Mountaineers meet Va. Tech in WNIT semifinal

WVU senior forward Teana Muldrow

MORGANTOWN — They are the same and yet completely different — the WVU women’s basketball team and Virginia Tech, who will do battle in the WNIT semifinals March 28.

That statement probably doesn’t make much sense, but in the worlds of WVU coach Mike Carey and Virginia Tech’s Kenny Brooks, it was long ago realized and is now probably no more than an afterthought.

Injuries, players leaving school, not having players available when expected, players playing hurt or out of position — these have been the unfortunate sidebars attached to both teams this season.

One more: Both teams still believe they belonged in the NCAA tournament, instead of tipping off at 7 p.m. today, at the WVU Coliseum, for the right to play in the WNIT championship game.

“We got kind of knocked down when we didn’t make the (NCAA) tournament,” said WVU forward Teana Muldrow, the Mountaineers’ backbone this season, who set a school postseason record with 33 points in WVU’s quarterfinal win, against St. John’s. “We were all kind of down about that and hung our heads some, but we made it this far and there is still basketball to be played.”

The two teams already played this season, a 79-61 WVU victory in November, during the finals of the Paradise Jam, in Melbourne, Fla.

“You can’t go too much by that game,” Carey said. “A lot has changed since then.”

That may be an understatement.

The Hokies (22-13) played that day on the verge of cracking into the national top 25 polls and with junior point guard Chanette Hicks, a preseason all-ACC selection.

WVU (25-11) played that day on the verge of cracking into the nation’s top 10, while still believing star guard Tynice Martin would return to action later in the season and with a healthy backcourt.

Flash forward to March for the Hokies: Hicks left the team for personal reasons, leaving Virginia Tech without a point guard, starting forward Alexis Jean missed seven games with a knee injury and Rachel Camp was switched from shooting guard to power forward.

For the Mountaineers: Martin never came back, Muldrow played out of position all season at center, forward Kristina King missed time with a foot injury, and starting guards Kristina Pardee and Chania Ray are playing, but both have knee injuries.

That does not change what’s on the line today.

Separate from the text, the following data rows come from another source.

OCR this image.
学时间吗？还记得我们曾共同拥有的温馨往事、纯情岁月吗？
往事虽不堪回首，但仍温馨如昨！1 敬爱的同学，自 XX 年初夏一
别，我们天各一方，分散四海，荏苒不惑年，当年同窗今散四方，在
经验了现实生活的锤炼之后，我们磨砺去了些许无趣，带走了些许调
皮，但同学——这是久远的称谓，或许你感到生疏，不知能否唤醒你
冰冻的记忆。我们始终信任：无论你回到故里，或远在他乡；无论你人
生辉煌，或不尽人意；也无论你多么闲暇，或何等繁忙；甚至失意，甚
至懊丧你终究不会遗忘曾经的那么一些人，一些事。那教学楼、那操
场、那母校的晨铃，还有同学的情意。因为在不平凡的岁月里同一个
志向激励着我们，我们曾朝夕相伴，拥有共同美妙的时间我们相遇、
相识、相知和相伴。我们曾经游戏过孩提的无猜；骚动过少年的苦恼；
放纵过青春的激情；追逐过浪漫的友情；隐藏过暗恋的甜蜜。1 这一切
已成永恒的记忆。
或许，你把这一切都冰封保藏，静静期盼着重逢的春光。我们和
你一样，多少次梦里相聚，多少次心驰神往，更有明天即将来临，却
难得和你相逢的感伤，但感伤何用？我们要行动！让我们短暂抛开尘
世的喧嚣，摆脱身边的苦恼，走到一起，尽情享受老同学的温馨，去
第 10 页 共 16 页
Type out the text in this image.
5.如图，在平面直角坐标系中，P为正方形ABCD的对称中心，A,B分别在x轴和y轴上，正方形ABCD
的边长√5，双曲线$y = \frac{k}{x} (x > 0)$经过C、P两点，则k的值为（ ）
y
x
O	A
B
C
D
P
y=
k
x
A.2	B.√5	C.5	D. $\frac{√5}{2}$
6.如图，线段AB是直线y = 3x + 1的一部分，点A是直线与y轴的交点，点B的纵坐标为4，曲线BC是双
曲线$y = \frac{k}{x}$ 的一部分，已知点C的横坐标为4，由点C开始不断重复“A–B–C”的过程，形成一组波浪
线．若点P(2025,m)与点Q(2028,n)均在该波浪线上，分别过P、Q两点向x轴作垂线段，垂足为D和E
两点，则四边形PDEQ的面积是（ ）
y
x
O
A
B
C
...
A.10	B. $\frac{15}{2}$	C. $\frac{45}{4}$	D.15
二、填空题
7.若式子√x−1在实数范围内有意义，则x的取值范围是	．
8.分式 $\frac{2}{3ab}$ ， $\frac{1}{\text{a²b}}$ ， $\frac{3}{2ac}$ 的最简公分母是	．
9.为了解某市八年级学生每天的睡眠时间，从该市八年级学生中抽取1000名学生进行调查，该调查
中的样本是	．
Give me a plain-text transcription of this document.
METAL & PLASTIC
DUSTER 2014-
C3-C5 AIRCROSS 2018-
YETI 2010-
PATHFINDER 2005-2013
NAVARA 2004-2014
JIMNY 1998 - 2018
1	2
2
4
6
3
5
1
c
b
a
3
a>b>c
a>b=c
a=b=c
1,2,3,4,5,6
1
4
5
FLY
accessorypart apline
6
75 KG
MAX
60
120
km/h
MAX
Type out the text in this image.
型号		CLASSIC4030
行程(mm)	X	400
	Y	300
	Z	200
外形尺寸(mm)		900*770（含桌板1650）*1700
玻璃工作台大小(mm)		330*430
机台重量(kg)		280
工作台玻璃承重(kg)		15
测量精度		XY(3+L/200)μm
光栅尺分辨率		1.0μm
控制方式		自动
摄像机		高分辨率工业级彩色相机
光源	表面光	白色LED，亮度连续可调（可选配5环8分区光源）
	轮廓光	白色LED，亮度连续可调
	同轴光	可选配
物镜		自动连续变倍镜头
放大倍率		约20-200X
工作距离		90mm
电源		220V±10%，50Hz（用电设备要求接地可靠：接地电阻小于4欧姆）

A trip to the WNIT finals, while not the most crowning achievement in the basketball world, would add some legitimacy to either’s school’s claim that it may have been overlooked by the NCAA tournament.

And both schools will lean on a featured scorer to lead the way.

For the Hokies, that is junior guard Taylor Emery, who was an all-ACC second-team selection. She averaged 18.3 points — her season average — in Virginia Tech’s first four WNIT games.

The 5-foot-10 guard from Tampa put up 30 against Duke and 32 against Virginia during the regular season, but was held to 3 of 11 from the field and seven points against the Mountaineers.

“We got out on her and I think she got in a little foul trouble, too, which hurt her,” Carey said. “She is someone who can shoot the 3 and can rebound. She’s a great offensive rebounder and someone who can get physical with you and drive it. She’s a really good player.”

The Mountaineers will counter with Muldrow, who has averaged 18.5 points during the WNIT.

“The match-up is going to be different,” Carey said. “They’re not going to switch (on screens) with their center, like St. John’s did. Quite frankly, their center (Regan Magarity) is more like Teana. She can shoot the 3 or take you off the drive. She’s a little bit taller than Teana. It’s going to be a tough guard for both of them.”


— TCU travels to Indiana, at 7 p.m. today, to play in the second semifinal. The winners will meet, at 3 p.m. Saturday, for the championship. If WVU advances, school officials are projecting the Mountaineers would host the WNIT championship only if TCU defeats Indiana. The Hoosiers averaged a crowd of 4,200 during the WNIT, while WVU’s average crowd is 1,787.

— Tickets are $9 for reserved seats, $7 for general admission, $5 for youths and $4 for groups of 10 or more. WVU will give away 1,000 “Beat Virginia Tech” signs and 1,000 gold foam fingers. In addition, the first 250 fans will receive a voucher for a free hot dog, chips and 20-ounce drink combo from the concession stands.